His brand of progressivism, says Newman, aims to work within the overall market. “We don’t go out and create housing for workers, but we can create incentives for the people building homes to build some that are more affordable by low-income workers. You could look back and see in the ‘50s and ‘60s, when they started to do public housing—that’s a lot closer to a socialist program. But a lot of progressives today wouldn’t want to do it that way. There’s good criticisms from the left and right for why public housing, for example, didn’t achieve all it should.”
In any case, the United States “has no real leftist party,” Sabo maintains. “Communism, socialism never took root here. From an international perspective, the Democratic Party is regarded as centrist. We have no real tradition of collective action here. Throughout the Cold War, socialism became a loaded term that automatically smacked of communism, the end of individual liberty etc. As soon as a proposal was labeled socialist, it was doomed! People still package things that way.”
Still a shocker
Nonetheless, socialist ideas will keep arising—and growing—because people find them comforting, says Mumpower.
“They keep coming up for the same reason we all like fairy tales,” he notes. “It’s hard to function as a realistic, independent person; it’s tempting to buy into hollow promises and gifts from above.

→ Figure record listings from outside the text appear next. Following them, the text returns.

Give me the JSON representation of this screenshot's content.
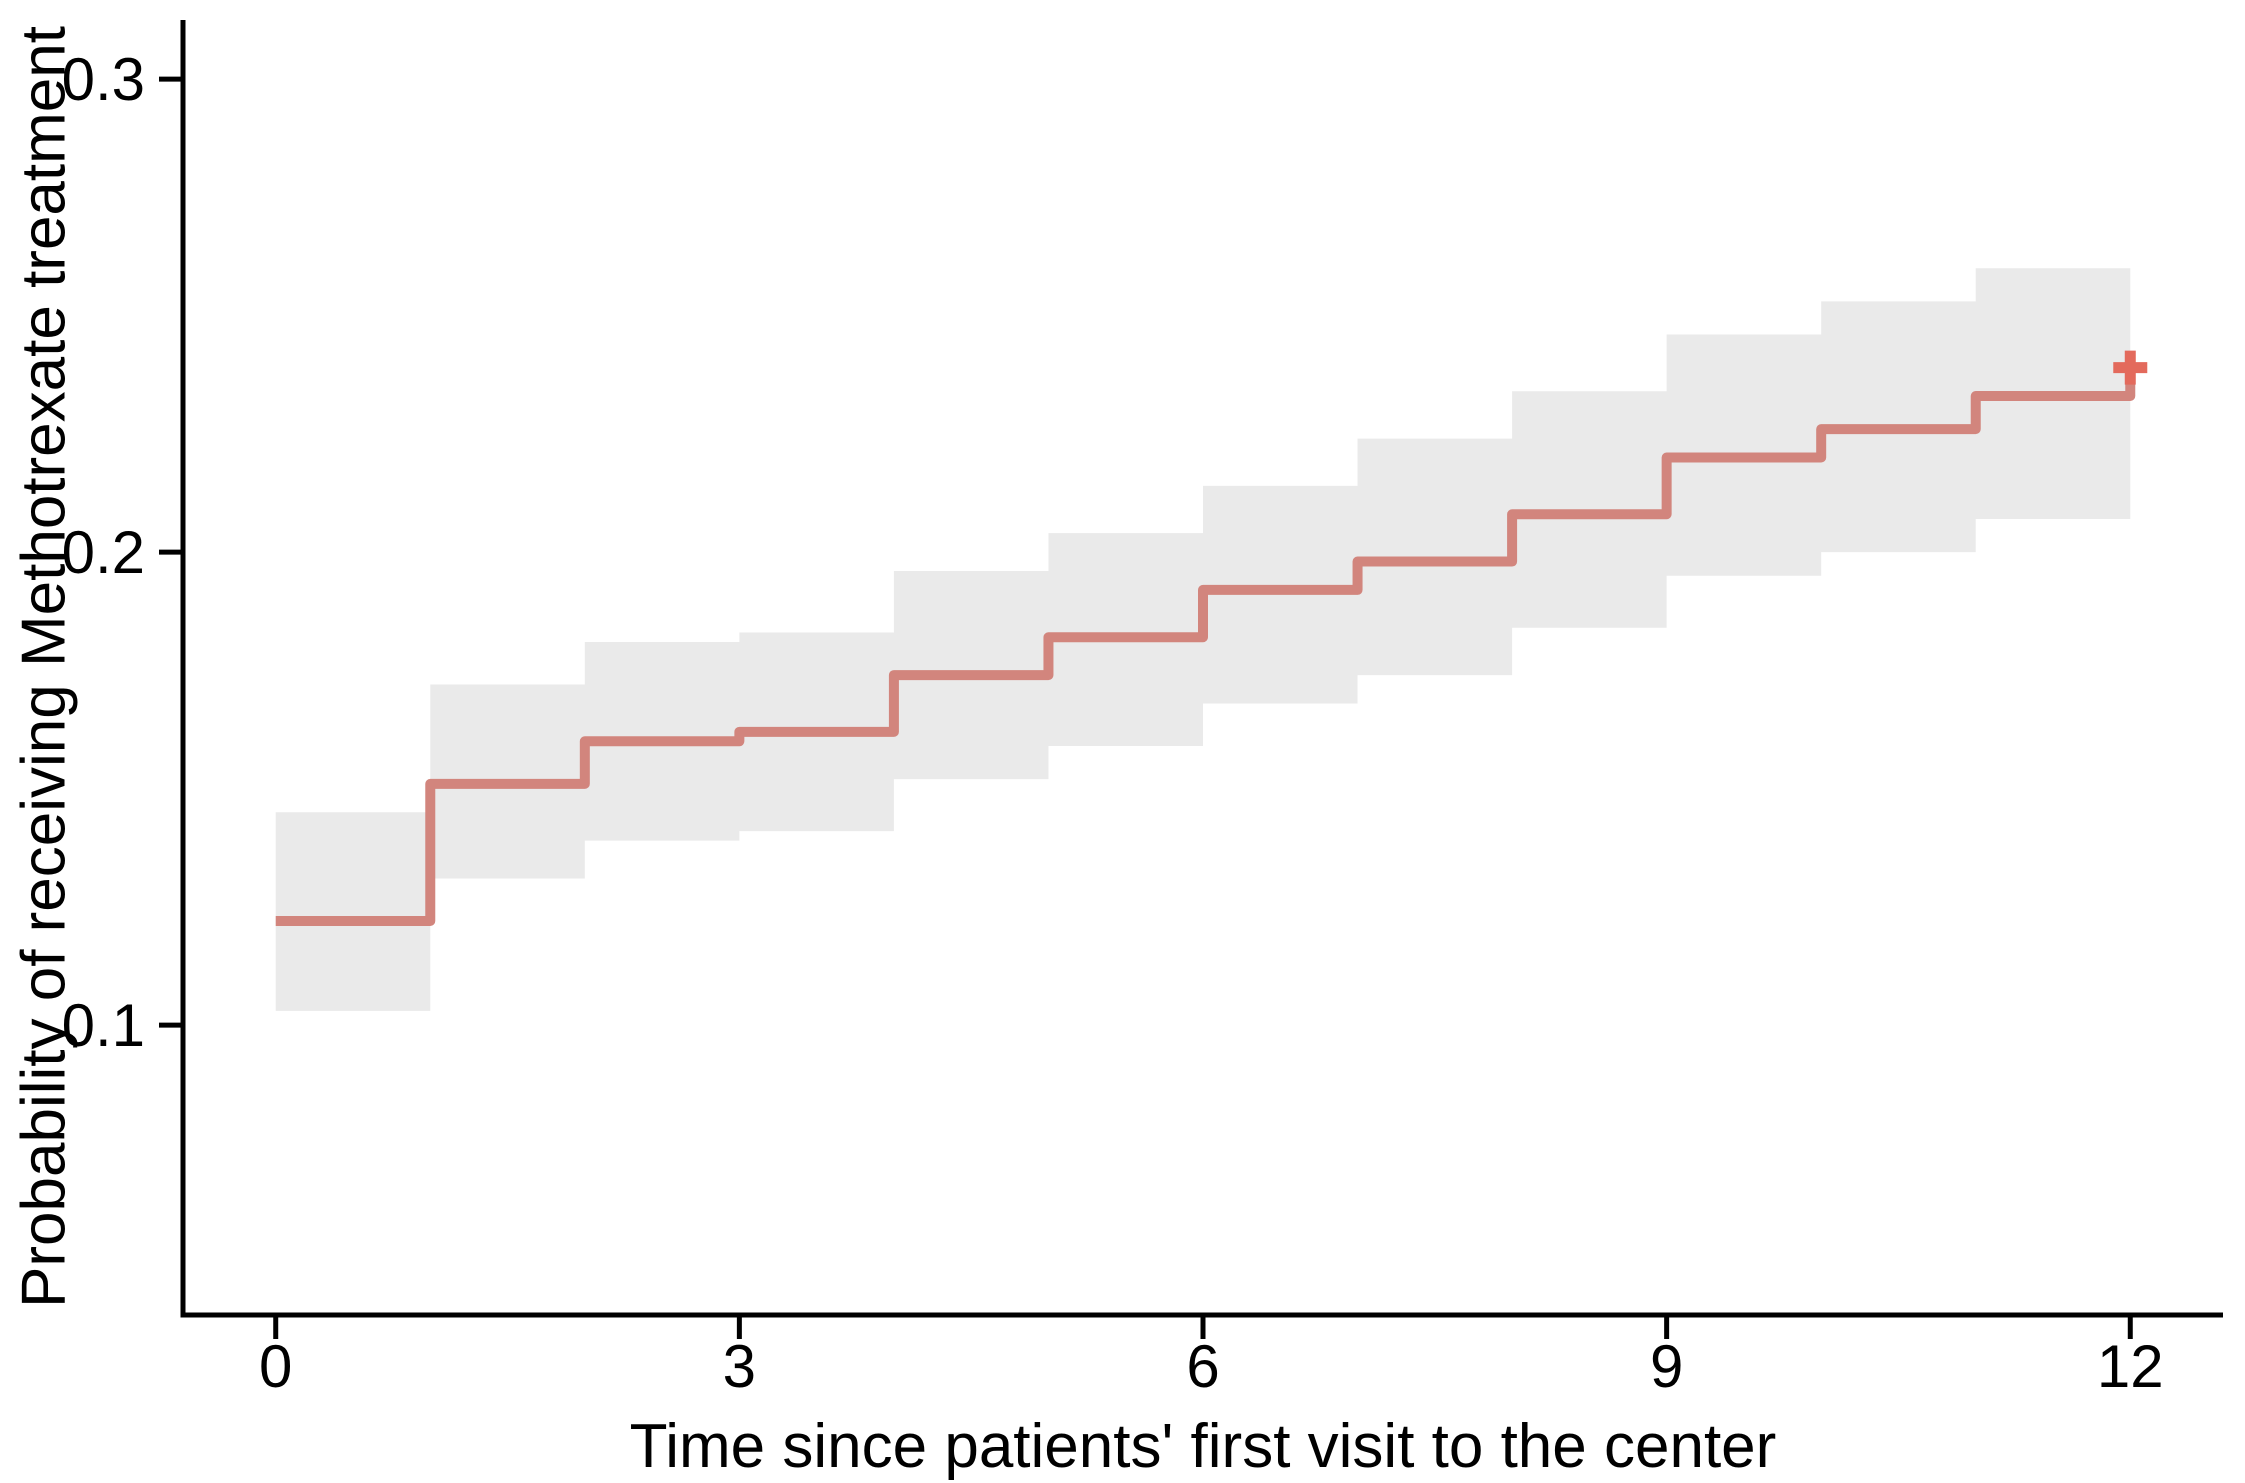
{
  "chart_data": {
    "type": "line",
    "subtype": "kaplan-meier-step-curve-with-confidence-band",
    "title": "",
    "xlabel": "Time since patients' first visit to the center",
    "ylabel": "Probability of receiving Methotrexate treatment",
    "x_ticks": [
      0,
      3,
      6,
      9,
      12
    ],
    "x_tick_labels": [
      "0",
      "3",
      "6",
      "9",
      "12"
    ],
    "y_ticks": [
      0.1,
      0.2,
      0.3
    ],
    "y_tick_labels": [
      "0.1",
      "0.2",
      "0.3"
    ],
    "xlim": [
      -0.6,
      12.6
    ],
    "ylim": [
      0.0387,
      0.3125
    ],
    "grid": false,
    "legend": "none",
    "line_color": "#D2857D",
    "censor_color": "#E36A5C",
    "band_color": "#EAEAEA",
    "axis_color": "#000000",
    "segments": [
      {
        "t_start": 0,
        "t_end": 1,
        "estimate": 0.122,
        "ci_lower": 0.103,
        "ci_upper": 0.145
      },
      {
        "t_start": 1,
        "t_end": 2,
        "estimate": 0.151,
        "ci_lower": 0.131,
        "ci_upper": 0.172
      },
      {
        "t_start": 2,
        "t_end": 3,
        "estimate": 0.16,
        "ci_lower": 0.139,
        "ci_upper": 0.181
      },
      {
        "t_start": 3,
        "t_end": 4,
        "estimate": 0.162,
        "ci_lower": 0.141,
        "ci_upper": 0.183
      },
      {
        "t_start": 4,
        "t_end": 5,
        "estimate": 0.174,
        "ci_lower": 0.152,
        "ci_upper": 0.196
      },
      {
        "t_start": 5,
        "t_end": 6,
        "estimate": 0.182,
        "ci_lower": 0.159,
        "ci_upper": 0.204
      },
      {
        "t_start": 6,
        "t_end": 7,
        "estimate": 0.192,
        "ci_lower": 0.168,
        "ci_upper": 0.214
      },
      {
        "t_start": 7,
        "t_end": 8,
        "estimate": 0.198,
        "ci_lower": 0.174,
        "ci_upper": 0.224
      },
      {
        "t_start": 8,
        "t_end": 9,
        "estimate": 0.208,
        "ci_lower": 0.184,
        "ci_upper": 0.234
      },
      {
        "t_start": 9,
        "t_end": 10,
        "estimate": 0.22,
        "ci_lower": 0.195,
        "ci_upper": 0.246
      },
      {
        "t_start": 10,
        "t_end": 11,
        "estimate": 0.226,
        "ci_lower": 0.2,
        "ci_upper": 0.253
      },
      {
        "t_start": 11,
        "t_end": 12,
        "estimate": 0.233,
        "ci_lower": 0.207,
        "ci_upper": 0.26
      }
    ],
    "censor_marks": [
      {
        "t": 12,
        "estimate": 0.239,
        "symbol": "+"
      }
    ]
  }
}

“It just sounds good, and that’s the way most politicians get elected—promising to those that have doubts about their ability to build a good life.”
But what Mumpower considers socialist, Newman may see as simply common sense. “If you work hard and play by the rules, you should be able to financially make it in our community and our country,” he asserts. “Some people on the far right might say government has no role except defending the country from foreign invasion. Most progressives take the view that it can play a constructive role. There are things it’s good at and things it’s not good at.”

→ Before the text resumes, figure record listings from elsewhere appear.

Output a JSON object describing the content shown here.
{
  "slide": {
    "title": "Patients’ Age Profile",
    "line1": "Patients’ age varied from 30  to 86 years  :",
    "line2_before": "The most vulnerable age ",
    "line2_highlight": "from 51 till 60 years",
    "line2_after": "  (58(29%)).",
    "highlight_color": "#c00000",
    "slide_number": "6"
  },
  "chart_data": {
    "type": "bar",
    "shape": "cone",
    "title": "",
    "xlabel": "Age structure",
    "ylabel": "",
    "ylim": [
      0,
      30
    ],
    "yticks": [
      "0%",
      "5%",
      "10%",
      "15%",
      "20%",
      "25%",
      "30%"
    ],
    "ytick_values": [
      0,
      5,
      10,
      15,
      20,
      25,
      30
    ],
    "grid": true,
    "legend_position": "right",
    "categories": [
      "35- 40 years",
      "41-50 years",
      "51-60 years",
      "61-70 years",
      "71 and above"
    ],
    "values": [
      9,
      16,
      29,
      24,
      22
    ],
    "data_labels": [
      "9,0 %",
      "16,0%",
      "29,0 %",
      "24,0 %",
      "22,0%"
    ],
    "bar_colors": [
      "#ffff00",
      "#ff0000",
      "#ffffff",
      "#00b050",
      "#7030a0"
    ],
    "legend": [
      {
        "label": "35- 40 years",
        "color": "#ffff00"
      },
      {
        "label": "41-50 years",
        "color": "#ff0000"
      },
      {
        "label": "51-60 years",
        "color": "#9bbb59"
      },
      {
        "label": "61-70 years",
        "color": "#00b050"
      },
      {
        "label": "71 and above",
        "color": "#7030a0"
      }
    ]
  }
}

Sabo, meanwhile, believes the word socialism is gradually losing its political significance in this country. “As we move further and further from the Cold War, it means less and less,” he maintains, despite the continuing erosion of middle-class incomes. “Socialist parties are more likely to emerge when there’s a notable discrepancy between the upper class and the lower class,” says Sabo. “It has less to do with the existence of the middle class [based on] raw income than with perception. Most Americans like to think of themselves as middle class. They may be way behind in wealth, but they still think they’re part of the middle class”—and vote accordingly, which discourages the rise of socialist movements.

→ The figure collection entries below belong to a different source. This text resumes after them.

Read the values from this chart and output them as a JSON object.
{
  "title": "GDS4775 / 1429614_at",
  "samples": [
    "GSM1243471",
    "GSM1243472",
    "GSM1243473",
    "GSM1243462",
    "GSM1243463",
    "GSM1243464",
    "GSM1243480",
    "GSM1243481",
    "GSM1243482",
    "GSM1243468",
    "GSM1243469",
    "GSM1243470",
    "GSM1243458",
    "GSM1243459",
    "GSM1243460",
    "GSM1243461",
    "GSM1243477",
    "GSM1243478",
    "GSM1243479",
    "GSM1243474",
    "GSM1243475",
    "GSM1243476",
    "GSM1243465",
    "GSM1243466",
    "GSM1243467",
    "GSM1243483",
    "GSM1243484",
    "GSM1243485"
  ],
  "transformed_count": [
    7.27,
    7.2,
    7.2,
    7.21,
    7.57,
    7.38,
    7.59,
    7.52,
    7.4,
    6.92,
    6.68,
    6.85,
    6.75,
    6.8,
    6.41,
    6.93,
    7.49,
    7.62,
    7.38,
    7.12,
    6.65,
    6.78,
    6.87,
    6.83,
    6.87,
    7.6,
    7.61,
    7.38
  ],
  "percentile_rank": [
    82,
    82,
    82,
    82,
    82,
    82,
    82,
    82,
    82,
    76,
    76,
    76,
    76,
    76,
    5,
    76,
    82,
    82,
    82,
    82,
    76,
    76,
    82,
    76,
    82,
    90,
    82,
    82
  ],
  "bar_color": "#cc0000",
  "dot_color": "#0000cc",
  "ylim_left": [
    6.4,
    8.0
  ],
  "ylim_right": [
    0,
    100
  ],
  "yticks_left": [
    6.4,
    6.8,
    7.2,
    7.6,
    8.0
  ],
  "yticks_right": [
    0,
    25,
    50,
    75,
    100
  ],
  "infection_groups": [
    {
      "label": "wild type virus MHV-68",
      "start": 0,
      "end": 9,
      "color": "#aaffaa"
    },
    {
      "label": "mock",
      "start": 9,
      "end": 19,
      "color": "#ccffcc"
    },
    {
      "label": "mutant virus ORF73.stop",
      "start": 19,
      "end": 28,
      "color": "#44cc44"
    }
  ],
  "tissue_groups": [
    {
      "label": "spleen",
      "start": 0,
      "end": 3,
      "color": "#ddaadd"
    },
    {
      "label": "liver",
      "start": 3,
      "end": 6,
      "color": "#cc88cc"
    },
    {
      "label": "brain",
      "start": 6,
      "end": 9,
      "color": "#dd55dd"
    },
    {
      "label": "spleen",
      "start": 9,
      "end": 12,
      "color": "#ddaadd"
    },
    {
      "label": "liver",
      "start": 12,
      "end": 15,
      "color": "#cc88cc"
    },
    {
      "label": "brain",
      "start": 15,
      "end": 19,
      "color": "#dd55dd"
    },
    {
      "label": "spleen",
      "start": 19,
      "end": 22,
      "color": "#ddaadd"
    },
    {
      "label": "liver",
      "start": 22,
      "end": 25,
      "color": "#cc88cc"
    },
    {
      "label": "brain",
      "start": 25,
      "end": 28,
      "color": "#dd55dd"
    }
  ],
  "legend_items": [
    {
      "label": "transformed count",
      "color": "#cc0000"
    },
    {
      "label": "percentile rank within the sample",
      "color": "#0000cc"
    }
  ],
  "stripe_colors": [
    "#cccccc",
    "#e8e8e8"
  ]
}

Ketz, however, cites “the rapidly growing student movement throughout the United States … through the [Students for a Democratic Society].” And while the original, ‘60s-era SDS eventually splintered into various factions, she believes this time “is going to be different.”
Looking ahead, Ketz says: “I hope we can remain united against the war in Iraq and against oppression. With any collective, you’re going to have some infighting. … Hopefully we’ll be able to … keep the momentum going … and keep it growing.”
In any case, the S-word clearly remains a hot button here in Asheville. In March, opponents of a proposed annexation by the city sent out fliers grouping photos of Newman and Vice Mayor Holly Jones alongside an old Marxist propaganda poster. Titled “The Marx Brothers and Sister Holly,” the flier asserted that they “have openly embraced Karl Marx’s philosophy of wealth distribution.”